YCT Kavanaugh protest

Supreme Court Justice Brett Kavanaugh was confirmed after testifying against sexual assault allegations from former high school classmate Christine Blasey Ford, among others.

UT’s Young Conservatives of Texas chapter held a demonstration on the West Mall in support of Kavanuagh during his hearings, drawing a large crowd of onlookers and counterprotesters, with a couple of protesters ripping YCT’s signs and more holding signs demonstrating against Kavanaugh and YCT.

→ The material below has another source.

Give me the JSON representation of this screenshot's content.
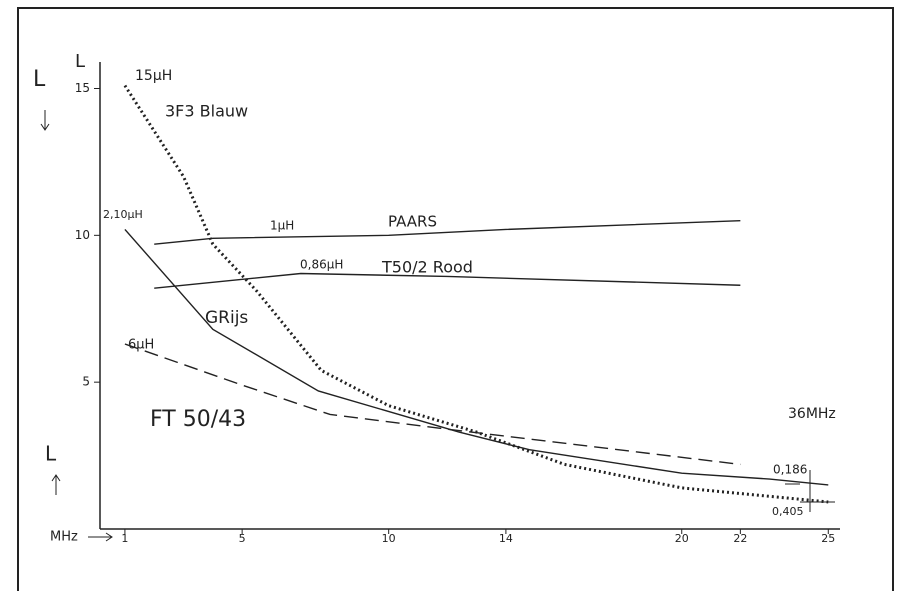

Six days later, students gathered on Speedway in response to the YCT demonstration with their own Stand with Survivors rally, blockading the street. Students linked arms, chanted and held signs to show their support for sexual assault victims.

 

Nicky Cumberland

On Sept. 30, six UT-Austin students were returning from an annual Texas Cowboys retreat north of Austin when the vehicle veered off the road and crashed. Nicky Cumberland, a finance and radio-television-film junior, was put on life support and died four weeks later. Soon after, the family of Cumberland requested an investigation into alleged hazing at this year’s Texas Cowboys initiation retreat.

 

Midterm elections

The 2018 midterm elections drew voters in numbers nearly comparable to the 2016 election, with turnout in Texas increasing 18 percentage points from 2014. 

These higher numbers in Texas were largely credited to the competitive Senate race between Republican incumbent Ted Cruz and Democrat challenger Beto O’Rourke that gained national attention and stirred “blue wave” predictions. Ultimately, Republicans retained control of every statewide seat, although margins for several races, including governor and attorney general, were the narrowest since 1994.

Nationally, Democrats took control of the House for the first time in eight years while Republicans held control of the Senate and gained two seats.

 

UTLA director put on official leave

UT Los Angeles director Phil Nemy kept his job after a 2013 University investigation found he violated sexual misconduct policy. The allegations against him included nonconsensual touching and inappropriate sexual comments directed at female students. Now, he has been placed on official leave, pending an investigation by UT Office of Institutional Equity into new allegations.